Holz ist im Neckarbogen der bevorzugte Baustoff

Blick auf den Neckaruferpark des ehemaligen Bundesgartenschaugeländes. Im HIntergrund sind die verschiedenen Wohngebäude des Quartiers zu sehen. Foto: Barbara Kimmerle

Vom Ursprung zum Ursprung – das ist mittlerweile ein wichtiger Aspekt beim Bauen. Das bedeutet, den gesamten Lebenskreislauf der Baustoffe im Blick zu haben. Genau das ist Ziel der Projekte im Neckarbogen. Sie sollen auf mehreren Ebenen nachhaltig sein.

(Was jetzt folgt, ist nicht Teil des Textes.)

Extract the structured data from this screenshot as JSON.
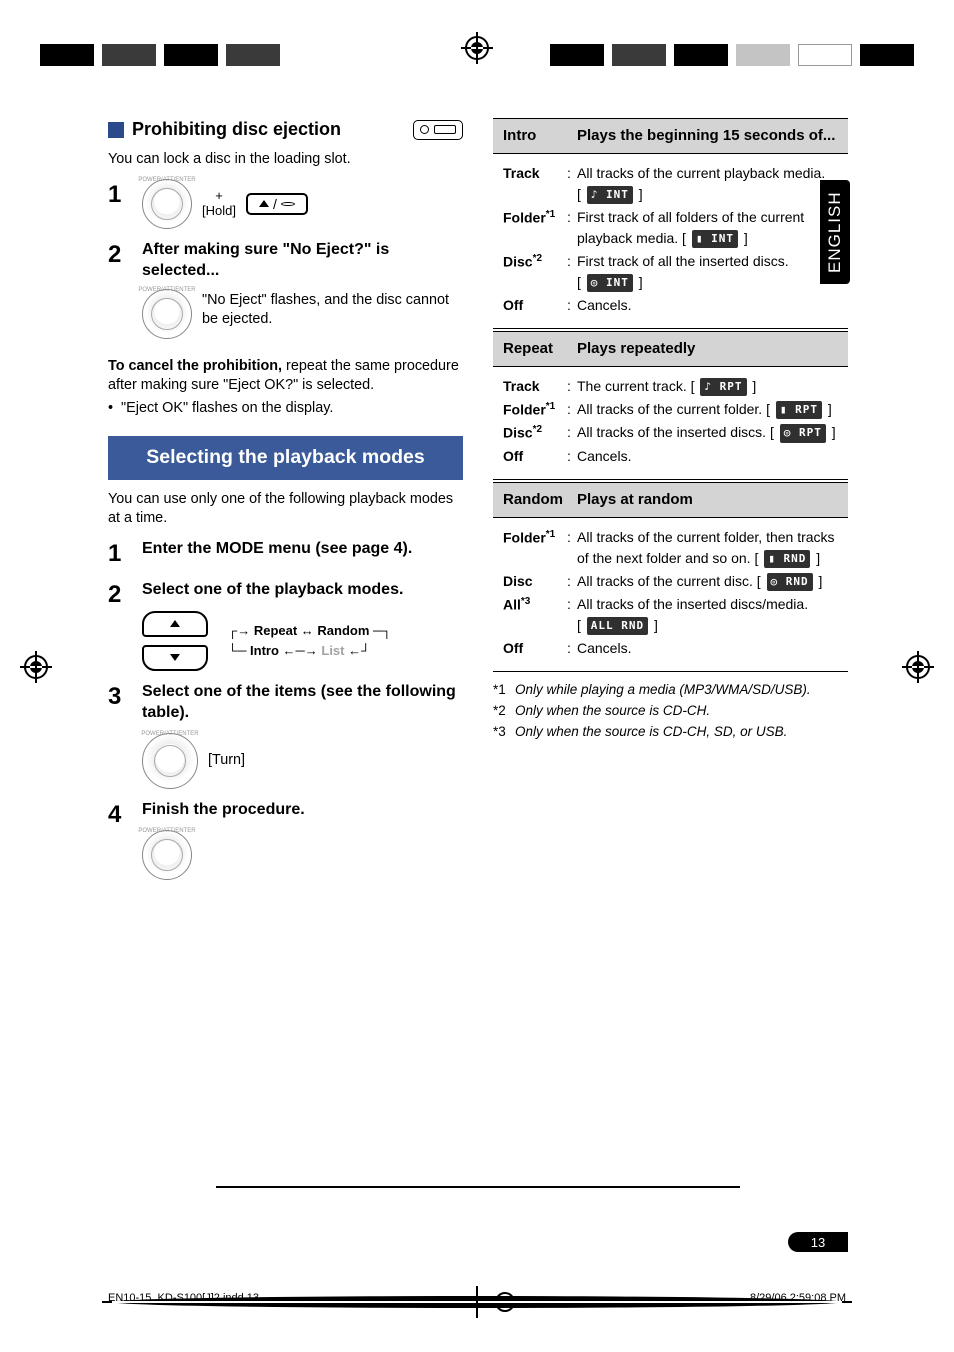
{
  "language_tab": "ENGLISH",
  "page_number": "13",
  "footer_left": "EN10-15_KD-S100[J]2.indd   13",
  "footer_right": "8/29/06   2:59:08 PM",
  "left": {
    "section1": {
      "title": "Prohibiting disc ejection",
      "intro": "You can lock a disc in the loading slot.",
      "step1_hold": "[Hold]",
      "step2_title": "After making sure \"No Eject?\" is selected...",
      "step2_desc": "\"No Eject\" flashes, and the disc cannot be ejected.",
      "cancel_bold": "To cancel the prohibition,",
      "cancel_rest": " repeat the same procedure after making sure \"Eject OK?\" is selected.",
      "cancel_bullet": "\"Eject OK\" flashes on the display."
    },
    "section2": {
      "band": "Selecting the playback modes",
      "intro": "You can use only one of the following playback modes at a time.",
      "step1": "Enter the MODE menu (see page 4).",
      "step2": "Select one of the playback modes.",
      "modes": {
        "a": "Repeat",
        "b": "Random",
        "c": "Intro",
        "d": "List"
      },
      "step3": "Select one of the items (see the following table).",
      "step3_turn": "[Turn]",
      "step4": "Finish the procedure."
    }
  },
  "right": {
    "intro": {
      "header_a": "Intro",
      "header_b": "Plays the beginning 15 seconds of...",
      "rows": [
        {
          "label": "Track",
          "sup": "",
          "desc": "All tracks of the current playback media.",
          "seg": "♪ INT"
        },
        {
          "label": "Folder",
          "sup": "*1",
          "desc": "First track of all folders of the current playback media. ",
          "seg": "▮ INT"
        },
        {
          "label": "Disc",
          "sup": "*2",
          "desc": "First track of all the inserted discs.",
          "seg": "◎ INT"
        },
        {
          "label": "Off",
          "sup": "",
          "desc": "Cancels.",
          "seg": ""
        }
      ]
    },
    "repeat": {
      "header_a": "Repeat",
      "header_b": "Plays repeatedly",
      "rows": [
        {
          "label": "Track",
          "sup": "",
          "desc": "The current track. ",
          "seg": "♪ RPT"
        },
        {
          "label": "Folder",
          "sup": "*1",
          "desc": "All tracks of the current folder. ",
          "seg": "▮ RPT"
        },
        {
          "label": "Disc",
          "sup": "*2",
          "desc": "All tracks of the inserted discs. ",
          "seg": "◎ RPT"
        },
        {
          "label": "Off",
          "sup": "",
          "desc": "Cancels.",
          "seg": ""
        }
      ]
    },
    "random": {
      "header_a": "Random",
      "header_b": "Plays at random",
      "rows": [
        {
          "label": "Folder",
          "sup": "*1",
          "desc": "All tracks of the current folder, then tracks of the next folder and so on. ",
          "seg": "▮ RND"
        },
        {
          "label": "Disc",
          "sup": "",
          "desc": "All tracks of the current disc. ",
          "seg": "◎ RND"
        },
        {
          "label": "All",
          "sup": "*3",
          "desc": "All tracks of the inserted discs/media.",
          "seg": "ALL RND"
        },
        {
          "label": "Off",
          "sup": "",
          "desc": "Cancels.",
          "seg": ""
        }
      ]
    },
    "footnotes": [
      {
        "mark": "*1",
        "text": "Only while playing a media (MP3/WMA/SD/USB)."
      },
      {
        "mark": "*2",
        "text": "Only when the source is CD-CH."
      },
      {
        "mark": "*3",
        "text": "Only when the source is CD-CH, SD, or USB."
      }
    ]
  }
}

Es ist ein Dilemma, vor dem jeder Gemeinderat im Land immer wieder steht, wenn es um die Ausweisung von Baugebieten geht. Auf der einen Seite benötigen die Bürger dringend Wohnraum, auf der anderen Seite steht die Versiegelung teils äußerst fruchtbarer Böden. Nachhaltigkeit heißt deswegen das Thema, das inzwischen zumindest teilweise auch die Baubranche erreicht hat. Es ist eines der Themen, die im Heilbronner Neckarbogen bereits im ersten Bauabschnitt – und im zweiten nun noch mehr – konsequent gedacht werden. Das Skaio, bei der Entstehung größtes Holzhochhaus in der Bundesrepublik, ist das Vorzeigeprojekt im Neckarbogen. Gerade erst hat die Stadtsiedlung Heilbronn dafür Deutschlands renommiertesten Architekturpreis, den Deutschen Nachhaltigkeitspreis Architektur, gewonnen – und das ist nicht mal der erste.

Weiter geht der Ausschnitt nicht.